L’effort financier du gouvernement pour éteindre les préjudices les plus criants et les plus urgents consécutifs à la pollution de l’Erika représente un progrès notable. Pour autant, quelles que soient les sommes débloquées, elles ne règlent pas la question fondamentale : la responsabilité du pollueur doit être engagée de façon que la réparation des préjudices, et notamment la restauration du milieu naturel agressé, n’échoit pas au contribuable.

Le Conseil économique et social propose au-delà des mesures annoncées visant à renforcer les contraintes techniques de fabrication, ou juridiques de conditions de circulation de se montrer audacieux en progressant sur la voie de la protection de l’environnement sans méconnaître les nécessités économiques, les problèmes de concurrence et la sauvegarde de l’emploi.
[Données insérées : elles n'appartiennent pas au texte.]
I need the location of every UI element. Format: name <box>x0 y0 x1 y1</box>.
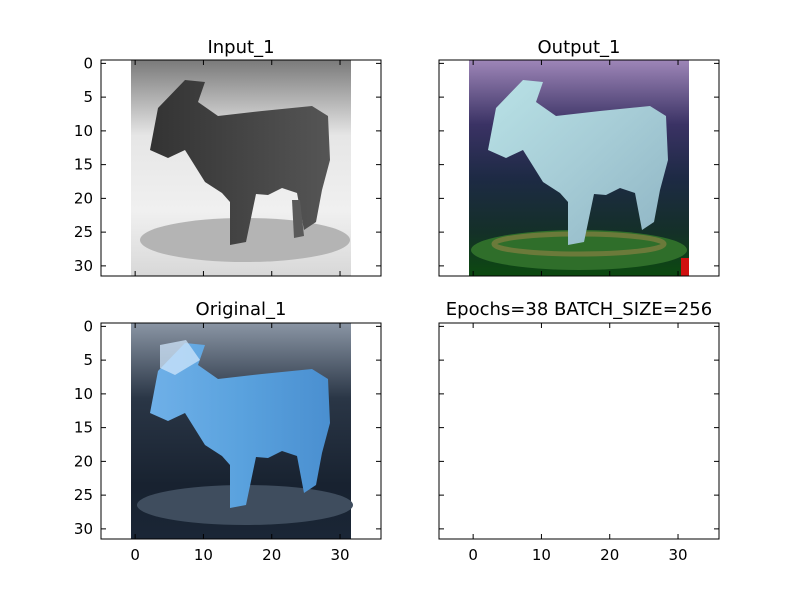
image-artifact <box>681 258 689 276</box>
axes-frame <box>100 59 382 277</box>
panel-title: Input_1 <box>207 37 274 58</box>
y-tick-label: 30 <box>74 257 93 275</box>
horse-figure <box>150 80 330 245</box>
y-tick-label: 30 <box>74 520 93 538</box>
y-tick-label: 5 <box>83 351 93 369</box>
horse-highlight <box>160 340 200 375</box>
y-tick-group: 0 5 10 15 20 25 30 <box>74 317 381 538</box>
x-tick-label: 0 <box>468 546 478 564</box>
x-tick-label: 20 <box>262 546 281 564</box>
y-tick-label: 20 <box>74 189 93 207</box>
x-tick-label: 0 <box>130 546 140 564</box>
panel-title: Original_1 <box>196 299 287 320</box>
y-tick-label: 0 <box>83 317 93 335</box>
panel-empty: Epochs=38 BATCH_SIZE=256 0 10 20 30 <box>438 299 720 564</box>
y-tick-label: 10 <box>74 122 93 140</box>
panel-title: Output_1 <box>538 37 621 58</box>
x-tick-label: 10 <box>194 546 213 564</box>
y-tick-label: 25 <box>74 486 93 504</box>
panel-original: Original_1 0 5 10 15 20 25 30 0 10 20 30 <box>74 299 382 564</box>
x-tick-label: 30 <box>668 546 687 564</box>
y-tick-label: 5 <box>83 88 93 106</box>
y-tick-label: 15 <box>74 419 93 437</box>
horse-figure <box>150 343 330 508</box>
x-tick-group <box>134 60 341 276</box>
image-output <box>469 60 689 276</box>
x-tick-label: 20 <box>600 546 619 564</box>
y-tick-label: 15 <box>74 156 93 174</box>
horse-figure <box>488 80 668 245</box>
image-ground <box>471 230 687 270</box>
panel-output: Output_1 <box>438 37 720 277</box>
horse-legs <box>292 200 304 238</box>
x-tick-group: 0 10 20 30 <box>468 323 688 564</box>
axes-frame <box>438 59 720 277</box>
panel-input: Input_1 0 5 10 15 20 25 30 <box>74 37 382 277</box>
axes-frame <box>438 322 720 540</box>
y-tick-group <box>439 62 719 267</box>
y-tick-label: 0 <box>83 54 93 72</box>
panel-title: Epochs=38 BATCH_SIZE=256 <box>446 299 712 320</box>
y-tick-group: 0 5 10 15 20 25 30 <box>74 54 381 275</box>
x-tick-group: 0 10 20 30 <box>130 323 350 564</box>
x-tick-label: 10 <box>532 546 551 564</box>
image-input <box>131 60 351 276</box>
y-tick-group <box>439 325 719 530</box>
y-tick-label: 10 <box>74 385 93 403</box>
y-tick-label: 25 <box>74 223 93 241</box>
y-tick-label: 20 <box>74 452 93 470</box>
axes-frame <box>100 322 382 540</box>
x-tick-label: 30 <box>330 546 349 564</box>
image-original <box>131 323 353 539</box>
x-tick-group <box>472 60 679 276</box>
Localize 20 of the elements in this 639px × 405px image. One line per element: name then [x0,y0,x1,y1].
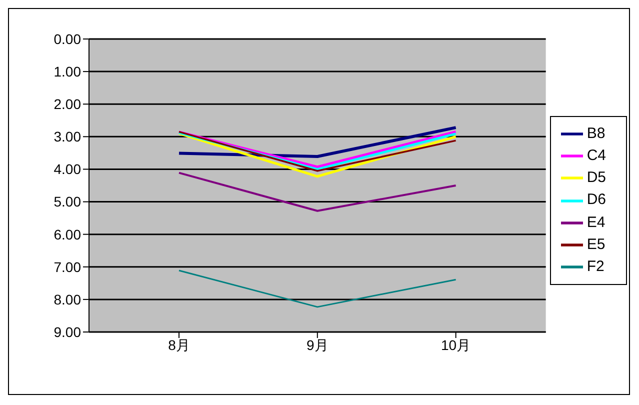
y-tick-label: 5.00 [54,194,82,210]
legend-label: F2 [586,258,604,275]
y-tick-label: 9.00 [54,324,82,340]
y-tick-label: 7.00 [54,258,82,275]
x-tick-label: 10月 [441,336,471,353]
y-tick-label: 8.00 [54,291,82,308]
y-tick-label: 4.00 [54,161,82,178]
y-tick-label: 2.00 [54,96,82,112]
y-tick-label: 3.00 [54,128,82,145]
legend-label: C4 [586,147,606,164]
y-tick-label: 0.00 [54,30,82,47]
x-tick-label: 9月 [306,336,328,353]
legend-label: E5 [586,236,606,253]
y-tick-label: 1.00 [54,64,82,80]
y-tick-label: 6.00 [54,226,82,242]
legend-label: D5 [586,169,606,186]
x-tick-label: 8月 [168,336,190,353]
legend-label: E4 [586,214,606,231]
legend-label: D6 [586,191,606,208]
legend-label: B8 [586,125,606,142]
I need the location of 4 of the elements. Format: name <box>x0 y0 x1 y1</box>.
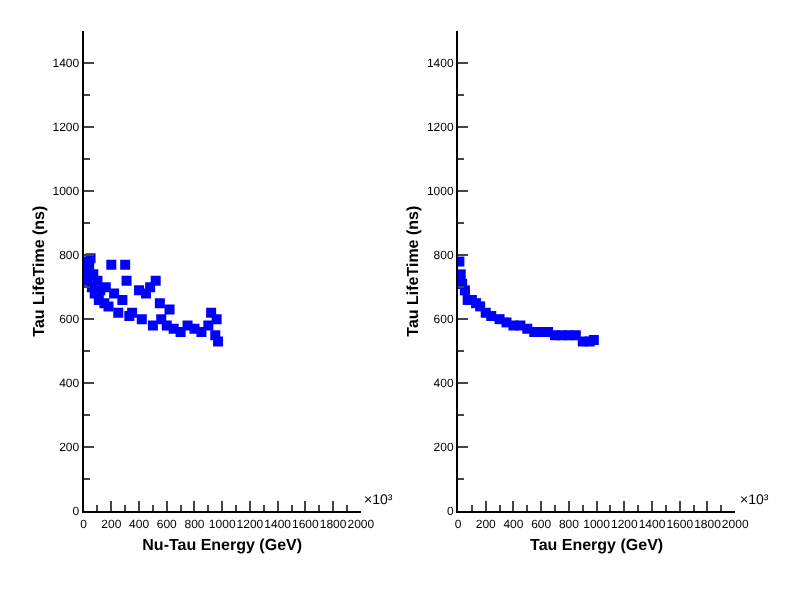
x-axis-title: Tau Energy (GeV) <box>530 535 664 554</box>
y-axis-title: Tau LifeTime (ns) <box>404 205 423 337</box>
x-axis-title: Nu-Tau Energy (GeV) <box>142 535 303 554</box>
y-axis-title: Tau LifeTime (ns) <box>29 205 48 337</box>
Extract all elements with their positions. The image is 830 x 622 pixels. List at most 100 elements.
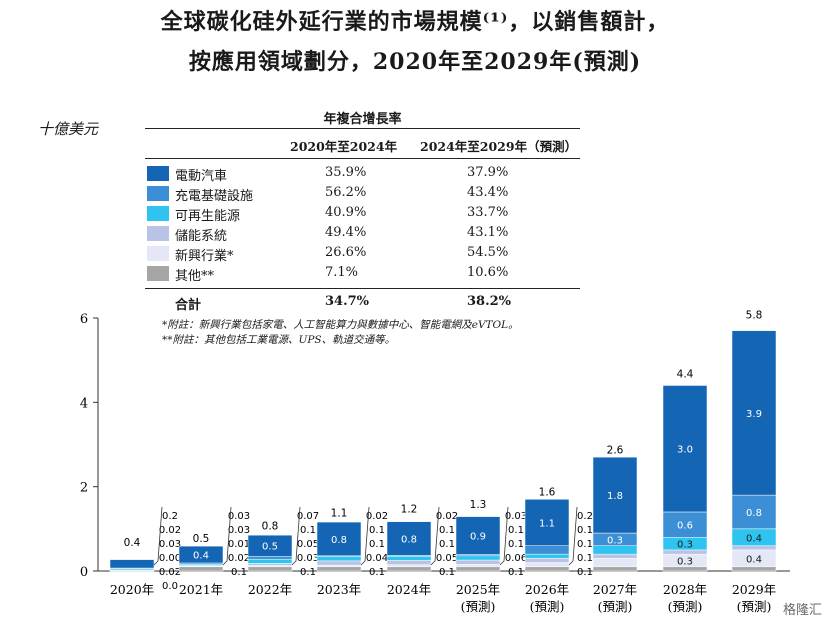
data-label: 3.9 bbox=[746, 409, 762, 420]
total-label: 合計 bbox=[175, 298, 202, 313]
side-data-label: 0.05 bbox=[436, 553, 458, 564]
bar-segment bbox=[455, 566, 501, 572]
x-tick-label: 2021年 bbox=[179, 582, 223, 597]
bar-segment bbox=[247, 555, 293, 560]
bar-segment bbox=[455, 559, 501, 565]
bar-segment bbox=[592, 566, 638, 572]
total-label: 1.1 bbox=[331, 508, 348, 520]
table-rule bbox=[145, 158, 580, 159]
side-data-label: 0.02 bbox=[159, 567, 181, 578]
side-data-label: 0.03 bbox=[228, 525, 250, 536]
side-data-label: 0.06 bbox=[505, 553, 527, 564]
side-data-label: 0.1 bbox=[300, 525, 316, 536]
bar-segment bbox=[316, 521, 362, 557]
x-tick-label: 2023年 bbox=[317, 582, 361, 597]
side-data-label: 0.02 bbox=[366, 511, 388, 522]
bar-segment bbox=[592, 456, 638, 534]
footnote-other: **附註：其他包括工業電源、UPS、軌道交通等。 bbox=[162, 334, 396, 346]
bar-segment bbox=[524, 553, 570, 559]
x-tick-label: 2025年 bbox=[456, 582, 500, 597]
cagr-value: 7.1% bbox=[325, 265, 359, 280]
side-data-label: 0.1 bbox=[369, 539, 385, 550]
bar-segment bbox=[662, 511, 708, 538]
bar-segment bbox=[386, 566, 432, 572]
data-label: 0.3 bbox=[677, 556, 693, 567]
cagr-value: 56.2% bbox=[325, 185, 367, 200]
bar-segment bbox=[386, 521, 432, 556]
cagr-row-other: 其他** 7.1% 10.6% bbox=[145, 264, 580, 284]
bar-segment bbox=[178, 545, 224, 564]
side-data-label: 0.1 bbox=[369, 525, 385, 536]
bar-segment bbox=[247, 558, 293, 564]
y-tick-label: 0 bbox=[80, 565, 88, 580]
x-tick-label: 2027年 bbox=[593, 582, 637, 597]
bar-segment bbox=[662, 385, 708, 513]
data-label: 0.4 bbox=[746, 533, 762, 544]
legend-swatch-ev bbox=[147, 166, 169, 181]
total-label: 1.2 bbox=[401, 503, 418, 515]
cagr-row-total: 合計 34.7% 38.2% bbox=[145, 293, 580, 313]
legend-label: 充電基礎設施 bbox=[175, 189, 254, 204]
total-label: 2.6 bbox=[607, 444, 624, 456]
y-tick-label: 6 bbox=[80, 312, 88, 327]
x-tick-label: 2028年 bbox=[663, 582, 707, 597]
cagr-row-ev: 電動汽車 35.9% 37.9% bbox=[145, 164, 580, 184]
y-tick-label: 4 bbox=[80, 396, 88, 411]
data-label: 0.3 bbox=[677, 540, 693, 551]
side-data-label: 0.01 bbox=[228, 539, 250, 550]
side-data-label: 0.02 bbox=[228, 553, 250, 564]
leader-line bbox=[153, 506, 163, 566]
leader-line bbox=[360, 506, 370, 566]
x-tick-label: (預測) bbox=[461, 599, 496, 614]
bar-segment bbox=[731, 566, 777, 572]
watermark: 格隆汇 bbox=[782, 603, 822, 618]
side-data-label: 0.1 bbox=[439, 539, 455, 550]
cagr-value: 26.6% bbox=[325, 245, 367, 260]
total-label: 1.6 bbox=[539, 487, 556, 499]
x-tick-label: (預測) bbox=[530, 599, 565, 614]
total-label: 1.3 bbox=[470, 499, 487, 511]
bar-segment bbox=[731, 494, 777, 530]
bar-segment bbox=[524, 499, 570, 546]
bar-segment bbox=[455, 564, 501, 568]
bar-segment bbox=[524, 566, 570, 572]
legend-label: 儲能系統 bbox=[175, 229, 228, 244]
bar-segment bbox=[524, 562, 570, 568]
cagr-value: 38.2% bbox=[467, 294, 512, 309]
cagr-value: 33.7% bbox=[467, 205, 509, 220]
legend-label: 電動汽車 bbox=[175, 169, 228, 184]
side-data-label: 0.1 bbox=[300, 567, 316, 578]
side-data-label: 0.1 bbox=[577, 539, 593, 550]
cagr-value: 10.6% bbox=[467, 265, 509, 280]
data-label: 0.8 bbox=[331, 535, 347, 546]
footnotes: *附註：新興行業包括家電、人工智能算力與數據中心、智能電網及eVTOL。 **附… bbox=[162, 318, 519, 348]
leader-line bbox=[222, 506, 232, 566]
chart-title-line-2: 按應用領域劃分，2020年至2029年(預測) bbox=[188, 49, 642, 75]
side-data-label: 0.2 bbox=[577, 511, 593, 522]
bar-segment bbox=[316, 556, 362, 562]
data-label: 1.8 bbox=[607, 491, 623, 502]
side-data-label: 0.1 bbox=[439, 525, 455, 536]
bar-segment bbox=[247, 534, 293, 557]
side-data-label: 0.04 bbox=[366, 553, 388, 564]
total-label: 4.4 bbox=[677, 368, 694, 380]
legend-label: 新興行業* bbox=[175, 249, 234, 264]
side-data-label: 0.00 bbox=[159, 553, 181, 564]
x-tick-label: (預測) bbox=[737, 599, 772, 614]
cagr-value: 37.9% bbox=[467, 165, 509, 180]
bar-segment bbox=[386, 555, 432, 561]
legend-swatch-other bbox=[147, 266, 169, 281]
total-label: 0.4 bbox=[124, 537, 141, 549]
bar-segment bbox=[109, 559, 155, 569]
side-data-label: 0.1 bbox=[508, 567, 524, 578]
leader-line bbox=[568, 506, 578, 566]
cagr-col2-header: 2024年至2029年（預測） bbox=[420, 139, 578, 154]
bar-segment bbox=[524, 545, 570, 555]
x-tick-label: 2029年 bbox=[732, 582, 776, 597]
bar-segment bbox=[316, 560, 362, 566]
side-data-label: 0.1 bbox=[508, 539, 524, 550]
bar-segment bbox=[731, 330, 777, 496]
x-tick-label: 2026年 bbox=[525, 582, 569, 597]
data-label: 0.9 bbox=[470, 532, 486, 543]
Les Etats-Unis ont osé dans ce domaine mettre en place un dispositif sévère. Il ne s’agit pas d’imiter mais de s’engouffrer dans une brèche ouverte qui va dans le sens voulu par les citoyens.

A - FONDER LA RESPONSABILITÉ ENVIRONNEMENTALE ET DÉVELOPPER LA PRÉVENTION

Il convient avant tout de définir et de mettre en place une responsabilité environnementale fondée sur les principes du pollueur-payeur, de précaution et de prévention. La responsabilité environnementale implique une responsabilité sans faute, du seul fait de la dangerosité des produits polluants répertoriés comme tels. Dans le cas de l’Erika, cette exigence est manifeste pour TotalFina comme elle le serait pour tout autre affréteur.